Всех таких больных считали ведьмами и одержимыми бесом. Министры Генриха IV считали необходимым поступать с ними по всей строгости правосудия, и сотни людей были сожжены на кострах или погибли в тюрьмах. Судьи прибегали к пыткам, чтобы добиться от ведьм сознания. Часто больные впадали в экстаз и, мучимые чуть ли не до смерти, похвалялись, что испытывают невыразимое счастье, чувствуя себя вблизи дьявола. Иногда они тщетно пытались произнести слово, так как им сдавливало глотку. В одном докладе говорится: «Дьявол пытался так мучить их, чтобы если даже они пожелают сознаться, они не могли произнести ни слова. Мы собственными глазами видели, что как только они произносили первые слова признания, дьявол хватал их за глотку, вследствие чего к ней от груди подходило какое-то препятствие, ну точно так, как если бы мы заткнули бочку пробкой, чтобы не дать вытечь жидкости».
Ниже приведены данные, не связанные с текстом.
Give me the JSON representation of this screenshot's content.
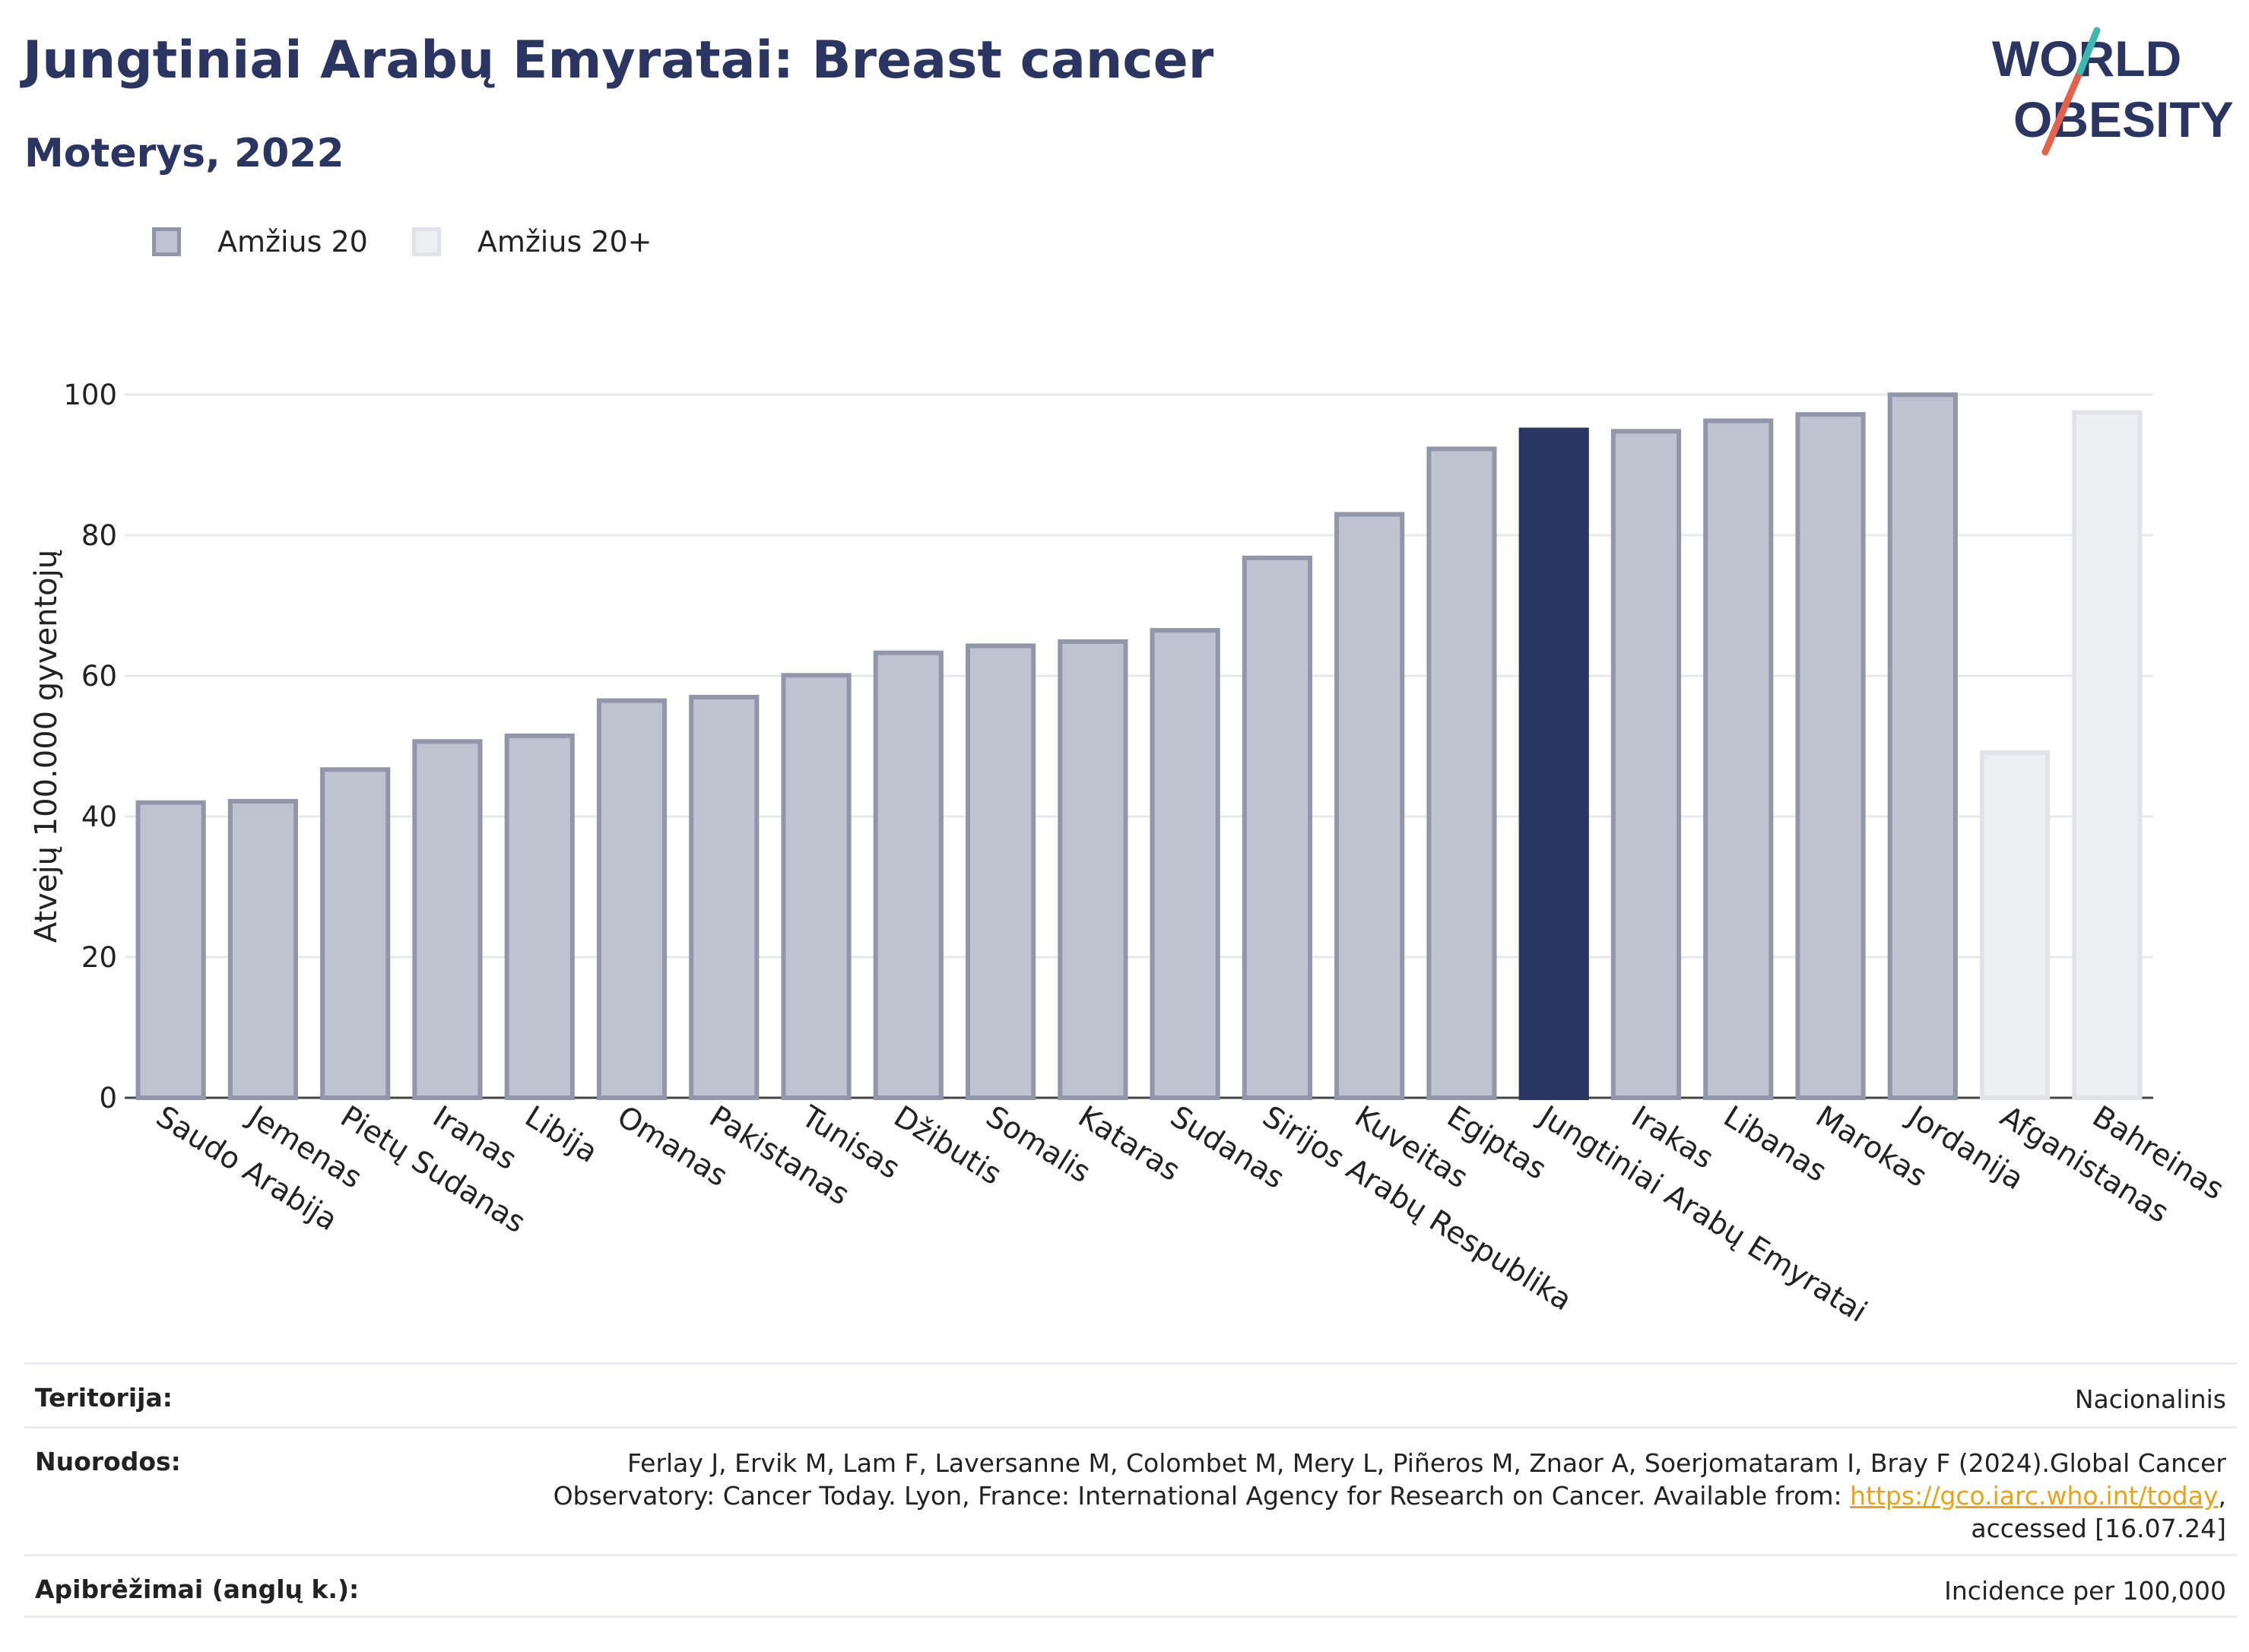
{
  "header": {
    "title": "Jungtiniai Arabų Emyratai: Breast cancer",
    "subtitle": "Moterys, 2022"
  },
  "logo": {
    "line1": "WORLD",
    "line2": "OBESITY"
  },
  "legend": [
    {
      "label": "Amžius 20"
    },
    {
      "label": "Amžius 20+"
    }
  ],
  "colors": {
    "age20_fill": "#bfc2cf",
    "age20_stroke": "#9196ab",
    "age20plus_fill": "#eeeff3",
    "age20plus_stroke": "#e2e3ea",
    "highlight": "#2b3562"
  },
  "chart_data": {
    "type": "bar",
    "ylabel": "Atvejų 100.000 gyventojų",
    "ylim": [
      0,
      100
    ],
    "yticks": [
      0,
      20,
      40,
      60,
      80,
      100
    ],
    "grid": true,
    "legend_position": "top-left",
    "highlight": "Jungtiniai Arabų Emyratai",
    "categories": [
      "Saudo Arabija",
      "Jemenas",
      "Pietų Sudanas",
      "Iranas",
      "Libija",
      "Omanas",
      "Pakistanas",
      "Tunisas",
      "Džibutis",
      "Somalis",
      "Kataras",
      "Sudanas",
      "Sirijos Arabų Respublika",
      "Kuveitas",
      "Egiptas",
      "Jungtiniai Arabų Emyratai",
      "Irakas",
      "Libanas",
      "Marokas",
      "Jordanija",
      "Afganistanas",
      "Bahreinas"
    ],
    "values": [
      42.3,
      42.5,
      47,
      51,
      51.8,
      56.8,
      57.3,
      60.4,
      63.6,
      64.6,
      65.2,
      66.8,
      77.1,
      83.3,
      92.6,
      95.3,
      95.1,
      96.6,
      97.5,
      100.3,
      49.4,
      97.8
    ],
    "series": [
      "Amžius 20",
      "Amžius 20",
      "Amžius 20",
      "Amžius 20",
      "Amžius 20",
      "Amžius 20",
      "Amžius 20",
      "Amžius 20",
      "Amžius 20",
      "Amžius 20",
      "Amžius 20",
      "Amžius 20",
      "Amžius 20",
      "Amžius 20",
      "Amžius 20",
      "Amžius 20",
      "Amžius 20",
      "Amžius 20",
      "Amžius 20",
      "Amžius 20",
      "Amžius 20+",
      "Amžius 20+"
    ]
  },
  "footer": {
    "territory_label": "Teritorija:",
    "territory_value": "Nacionalinis",
    "refs_label": "Nuorodos:",
    "refs_line1": "Ferlay J, Ervik M, Lam F, Laversanne M, Colombet M, Mery L, Piñeros M, Znaor A, Soerjomataram I, Bray F (2024).Global Cancer",
    "refs_line2_prefix": "Observatory: Cancer Today. Lyon, France: International Agency for Research on Cancer. Available from: ",
    "refs_link": "https://gco.iarc.who.int/today",
    "refs_line2_suffix": ",",
    "refs_line3": "accessed [16.07.24]",
    "definitions_label": "Apibrėžimai (anglų k.):",
    "definitions_value": "Incidence per 100,000"
  }
}
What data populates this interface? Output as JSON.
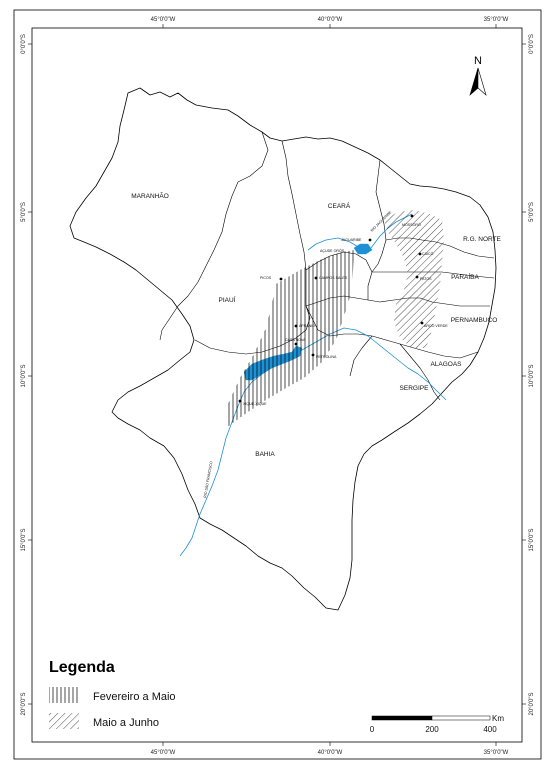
{
  "map": {
    "graticule_top": [
      "45°0'0\"W",
      "40°0'0\"W",
      "35°0'0\"W"
    ],
    "graticule_bottom": [
      "45°0'0\"W",
      "40°0'0\"W",
      "35°0'0\"W"
    ],
    "graticule_left": [
      "0°0'0\"S",
      "5°0'0\"S",
      "10°0'0\"S",
      "15°0'0\"S",
      "20°0'0\"S"
    ],
    "graticule_right": [
      "0°0'0\"S",
      "5°0'0\"S",
      "10°0'0\"S",
      "15°0'0\"S",
      "20°0'0\"S"
    ],
    "states": {
      "maranhao": "MARANHÃO",
      "ceara": "CEARÁ",
      "piaui": "PIAUÍ",
      "rg_norte": "R.G. NORTE",
      "paraiba": "PARAÍBA",
      "pernambuco": "PERNAMBUCO",
      "alagoas": "ALAGOAS",
      "sergipe": "SERGIPE",
      "bahia": "BAHIA"
    },
    "places": {
      "picos": "PICOS",
      "campos_sales": "CAMPOS SALES",
      "jaguaribe": "JAGUARIBE",
      "acude_oros": "AÇUDE ORÓS",
      "mossoro": "MOSSORÓ",
      "caico": "CAICÓ",
      "patos": "PATOS",
      "arco_verde": "ARCO VERDE",
      "afranio": "AFRANIO",
      "casa_nova": "CASA NOVA",
      "petrolina": "PETROLINA",
      "xique_xique": "XIQUE-XIQUE"
    },
    "rivers": {
      "jaguaribe": "RIO JAGUARIBE",
      "sao_francisco": "RIO SÃO FRANCISCO"
    },
    "north_label": "N",
    "colors": {
      "water": "#1e90d6",
      "border": "#000000"
    }
  },
  "legend": {
    "title": "Legenda",
    "items": [
      {
        "label": "Fevereiro a Maio",
        "pattern": "vertical-lines"
      },
      {
        "label": "Maio a Junho",
        "pattern": "diagonal-lines"
      }
    ]
  },
  "scale_bar": {
    "unit": "Km",
    "labels": [
      "0",
      "200",
      "400"
    ]
  }
}
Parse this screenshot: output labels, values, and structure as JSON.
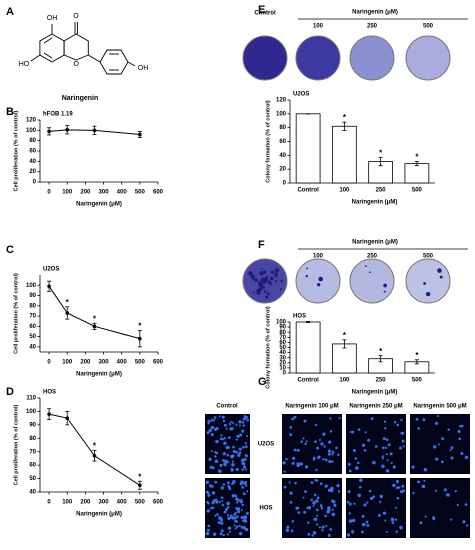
{
  "panels": [
    "A",
    "B",
    "C",
    "D",
    "E",
    "F",
    "G"
  ],
  "structure": {
    "label": "Naringenin",
    "atoms": [
      "OH",
      "O",
      "HO",
      "O",
      "OH"
    ]
  },
  "plates": [
    {
      "control": "Control",
      "group": "Naringenin (μM)",
      "doses": [
        "100",
        "250",
        "500"
      ]
    },
    {
      "group": "Naringenin (μM)",
      "doses": [
        "100",
        "250",
        "500"
      ]
    }
  ],
  "microscopy": {
    "columns": [
      "Control",
      "Naringenin 100 μM",
      "Naringenin 250 μM",
      "Naringenin 500 μM"
    ],
    "rows": [
      "U2OS",
      "HOS"
    ]
  },
  "chart_data": [
    {
      "type": "line",
      "title": "hFOB 1.19",
      "x": [
        0,
        100,
        250,
        500
      ],
      "values": [
        98,
        101,
        100,
        92
      ],
      "errors": [
        7,
        8,
        8,
        6
      ],
      "significance": [
        null,
        null,
        null,
        null
      ],
      "xlim": [
        -50,
        600
      ],
      "xticks": [
        0,
        100,
        200,
        300,
        400,
        500,
        600
      ],
      "ylim": [
        0,
        120
      ],
      "yticks": [
        0,
        20,
        40,
        60,
        80,
        100,
        120
      ],
      "xlabel": "Naringenin (μM)",
      "ylabel": "Cell proliferation (% of control)",
      "color": "#000000"
    },
    {
      "type": "line",
      "title": "U2OS",
      "x": [
        0,
        100,
        250,
        500
      ],
      "values": [
        99,
        73,
        60,
        48
      ],
      "errors": [
        5,
        6,
        3,
        8
      ],
      "significance": [
        null,
        "*",
        "*",
        "*"
      ],
      "xlim": [
        -50,
        600
      ],
      "xticks": [
        0,
        100,
        200,
        300,
        400,
        500,
        600
      ],
      "ylim": [
        35,
        110
      ],
      "yticks": [
        40,
        50,
        60,
        70,
        80,
        90,
        100
      ],
      "xlabel": "Naringenin (μM)",
      "ylabel": "Cell proliferation (% of control)",
      "color": "#000000"
    },
    {
      "type": "line",
      "title": "HOS",
      "x": [
        0,
        100,
        250,
        500
      ],
      "values": [
        98,
        95,
        67,
        45
      ],
      "errors": [
        4,
        5,
        4,
        3
      ],
      "significance": [
        null,
        null,
        "*",
        "*"
      ],
      "xlim": [
        -50,
        600
      ],
      "xticks": [
        0,
        100,
        200,
        300,
        400,
        500,
        600
      ],
      "ylim": [
        40,
        110
      ],
      "yticks": [
        40,
        50,
        60,
        70,
        80,
        90,
        100,
        110
      ],
      "xlabel": "Naringenin (μM)",
      "ylabel": "Cell proliferation (% of control)",
      "color": "#000000"
    },
    {
      "type": "bar",
      "title": "U2OS",
      "categories": [
        "Control",
        "100",
        "250",
        "500"
      ],
      "values": [
        100,
        82,
        31,
        28
      ],
      "errors": [
        0,
        6,
        6,
        3
      ],
      "significance": [
        null,
        "*",
        "*",
        "*"
      ],
      "ylim": [
        0,
        120
      ],
      "yticks": [
        0,
        20,
        40,
        60,
        80,
        100,
        120
      ],
      "xlabel": "Naringenin (μM)",
      "ylabel": "Colony formation (% of control)",
      "color": "#ffffff"
    },
    {
      "type": "bar",
      "title": "HOS",
      "categories": [
        "Control",
        "100",
        "250",
        "500"
      ],
      "values": [
        100,
        57,
        28,
        22
      ],
      "errors": [
        1,
        8,
        6,
        4
      ],
      "significance": [
        null,
        "*",
        "*",
        "*"
      ],
      "ylim": [
        0,
        100
      ],
      "yticks": [
        0,
        10,
        20,
        30,
        40,
        50,
        60,
        70,
        80,
        90,
        100
      ],
      "xlabel": "Naringenin (μM)",
      "ylabel": "Colony formation (% of control)",
      "color": "#ffffff"
    }
  ]
}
Как видит читатель, здесь описывается обыкновенный симптом истерии, который мы имеем возможность ежедневно наблюдать и который так хорошо известен под названием «истерического шарика».
Влияние, оказанное истерией на все миросозерцание того времени, было очень сильным. Если, с одной стороны, справедливо, что суеверие и фанатизм представляли наиболее подходящую почву для истерии и много способствовали развитию и распространению болезни, то, с другой стороны, не подлежит также сомнению, что болезнь с ее причудливыми симптомами, которых тогда не умели распознавать, в чрезвычайной степени способствовала распространению суеверия. Мы видим, таким образом, что оба эти явления, истерия и суеверие, находились во взаимной связи между собой; каждый из этих двух факторов был одновременно причиной и следствием и вызвал тот печальный исторический период, когда человеческий ум был заключен в оковы, а развитие культуры было задержано на много столетий.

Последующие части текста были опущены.